Movement Quality and Posture
Overall, how well our body moves determines what we are able to do. Maintaining healthy, mobile, and stabile joints, along with good posture is the key to long term performance. Any breakdowns in the kinetic chain can limit performance and be a recipe for injuries down the road. I recommend that everybody (tactical athlete, sports athlete, fitness enthusiast, etc.) do some sort of posture assessment and movement screening so that poor movement can be addressed before it becomes a major problem. Foam rolling, dynamic mobility drills, corrective exercise, static stretching, and yoga are several tools that can be used to help improve muscle tissue quality, joint range of motion, and overall movement quality and posture.
To learn more about posture and joint mobility/stability, click Here.
Non-Load Bearing Cardio
Most tactical athletes are required to pass some sort of timed running test. One of the chief complaints I hear from a lot of tactical athletes is that running is the last thing they want to do after a long physically demanding day. Non-loadbearing training modalities are great for situations like this. Not to mention, non-loadbearing cardio can cut down on overuse injuries in the feet, knees, hips, and lower back that are common in runners. Rowing, cycling, and swimming are great tools to utilize when trying to keep performance levels high, but trying to keep impact at a minimum. It is very important to practice the skill in which you will be tested, so run at least once per week and use non-loadbearing cardio options on the other conditioning days.

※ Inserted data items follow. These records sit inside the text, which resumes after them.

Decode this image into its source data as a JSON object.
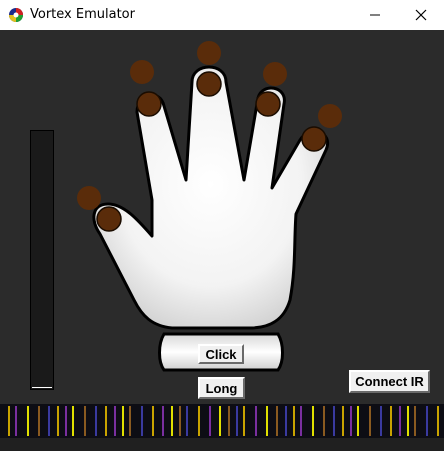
{
  "window": {
    "title": "Vortex Emulator"
  },
  "buttons": {
    "click": "Click",
    "long": "Long",
    "connect_ir": "Connect IR"
  },
  "icons": {
    "app": "vortex-app-icon",
    "minimize": "minimize-icon",
    "maximize": "maximize-icon",
    "close": "close-icon"
  },
  "colors": {
    "background": "#2b2b2b",
    "led_off": "#5a2c0a",
    "glove": "#f2f2f2",
    "led_strip_stripes": [
      "#c9a300",
      "#7a2fa0",
      "#e0e000",
      "#8a5a20",
      "#3a3aa0"
    ]
  },
  "brightness_level": 0
}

To learn more about cardiovascular training, click Here.
Functional Strength Training
Functional strength is a buzzword that gets thrown around a lot. I define functional strength as the ability to stabilize while under load, or stabilizing while producing force on an external load. Most tactical athletes’ job duties require them to lift, carry, drag, crawl, and get up and down off of the ground. Their strength training program should include all of those movements as well. Limit the use of machines and opt for exercises that better correlate with everyday tasks. Use bodyweight, bands, barbells, dumbbells, kettlebells, stability balls, suspension trainers (like TRX or Jungle Gym), sandbags, sleds, etc. when strength training.
To learn more about functional strength training, click Here.
I want to conclude by saying thank you to all those in the military, law enforcement, security, firefighting, and emergency medical community that protect us, keep us safe, and respond when we are in danger.